We recently made the jump to CrashPlan 6.5, though, and that workflow no longer applies. Now you have to use a deploy.properties file instead of custom.properties and userInfo.sh files.
We had some added complications to our “upgrade” process, because our new CrashPlan server is a completely different server, and we weren’t migrating everyone at once, so we couldn’t just change the DNS to point to the new server. I’m not sure a jump from 4 to 6.5 would have been possible as just an installation upgrade anyhow.
So what were those complications?
- We couldn’t use an installs array any more to tell Munki whether CrashPlan was installed or not. Keeping the installs array would (without managed_updates) prompt users to upgrade to CrashPlan 6.5 or, worse, just upgrade them automatically (with managed_updates). So I changed CrashPlan 4 and 6.5 to use an installcheck_script instead.
- Since CrashPlan 6.5 isn’t just an update but an actual upgrade for us (think Microsoft Office 2016 vs. Microsoft Office 2011), it’s a separate item in Munki altogether, which means we also had to remove the old version from the client’s SelfServeManifest before installing the new version (otherwise, the old version would just reinstall).

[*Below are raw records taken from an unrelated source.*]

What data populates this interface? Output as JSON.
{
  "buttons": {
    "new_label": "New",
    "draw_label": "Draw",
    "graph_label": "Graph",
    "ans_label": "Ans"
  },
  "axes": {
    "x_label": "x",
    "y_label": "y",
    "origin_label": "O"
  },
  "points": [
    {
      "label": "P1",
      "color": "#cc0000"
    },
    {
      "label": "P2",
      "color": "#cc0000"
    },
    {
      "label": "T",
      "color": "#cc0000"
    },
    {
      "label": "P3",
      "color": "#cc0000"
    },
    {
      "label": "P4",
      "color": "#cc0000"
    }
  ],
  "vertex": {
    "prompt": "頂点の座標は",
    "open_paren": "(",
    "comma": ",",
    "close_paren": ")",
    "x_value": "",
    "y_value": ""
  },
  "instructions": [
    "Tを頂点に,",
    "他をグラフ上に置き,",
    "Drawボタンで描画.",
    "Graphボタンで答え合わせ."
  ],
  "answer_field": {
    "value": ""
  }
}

- Likewise, as part of the preinstall_script for 6.5, we had to invoke the /Library/Application Support/CrashPlan/Uninstall.app/Contents/Resources/uninstall.sh script to remove 4 first.
- Lastly, we had to have a temporary place to hold the deploy.properties file before copying it to /Library/Application Support/CrashPlan—otherwise, the old installation of CrashPlan would somehow make it disappear or be unusable by the new installer. Not sure exactly what was happening, but it wasn’t being recognized when just being delivered there directly as a payload. We also tried including the deploy.properties file in the .dmg itself, but that didn’t work either (prompted for server and registration key).
- Annoyingly, if you choose not to use SSO, you can’t fully automate user account creation or sign-in, so some user interaction for the upgrade is required.
Ours may be a very niche scenario (upgrading from CrashPlan 4 to CrashPlan 6.5 and not using single sign-on), but in case anyone else is in that same situation and using Munki, maybe this blog entry can save you some time in planning your rollout.